The narrator has been staying with the Hales, Mr. Ned Hale and his wife, Mrs. Ruth Varnum Hale, who tells the narrator that she has known the Fromes and that they were all friends. However, the narrator senses that something about the Fromes troubles her. Harmon Gow tells the narrator that Mrs. Ned Hale had been the first person to see them smashed-up. The narrator gets his chance to meet Ethan Frome when his daily driver to the train station, Denis Eady, is unable to drive him. Harmon suggests that the narrator ask Ethan to drive him for work, as the Fromes could use the extra money. Harmon tells him that Ethan has had troubles in his family for a long time - sickness, death, and poverty.
Ethan drives the narrator to and from the train station every day, although Ethan hardly talks to him. To the narrator, Ethan "seemed a part of the mute melancholy landscape, an incarnation of its frozen woe, with all that was warm and sentient in him fast bound below the surface...[living] in a depth of moral isolation too remote for casual access" Introduction, pg. 14 - 15. The narrator agrees with what Harmon had remarked to him earlier: Ethan has been in Starkfield too long.
The narrator attempts many times to warm up to Ethan, but never truly succeeds. When the narrator sees that Ethan has found his science book, Ethan surprises him by saying that the book included things he had not known. Ethan confuses the narrator even more when he shortly replies that he used to enjoy reading about science.

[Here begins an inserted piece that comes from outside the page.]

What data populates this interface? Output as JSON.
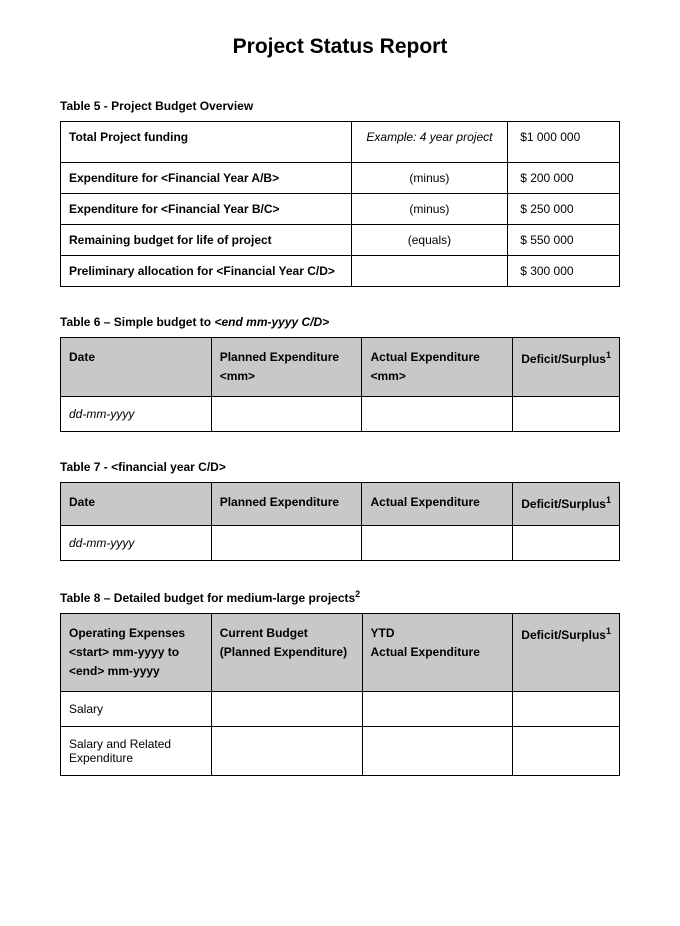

One especially snowy day, Ethan is driving the narrator from the station when the winds and the snow cause them to turn back - Ethan invites the narrator to stay at his home. The landscape of the Frome farm, and the farmhouse itself, is a bleak, cold sight to the narrator. The narrator detects the sad, wistful tone in Ethan's words as he describes how much bigger and friendlier the house had been when his father was alive. To the narrator, the "diminished dwelling [is] the image of his own shrunken body." Introduction, pg. 21. As the narrator enters the Frome house, he hears a woman's voice moaning. That night, the narrator envisions the story of Ethan Frome.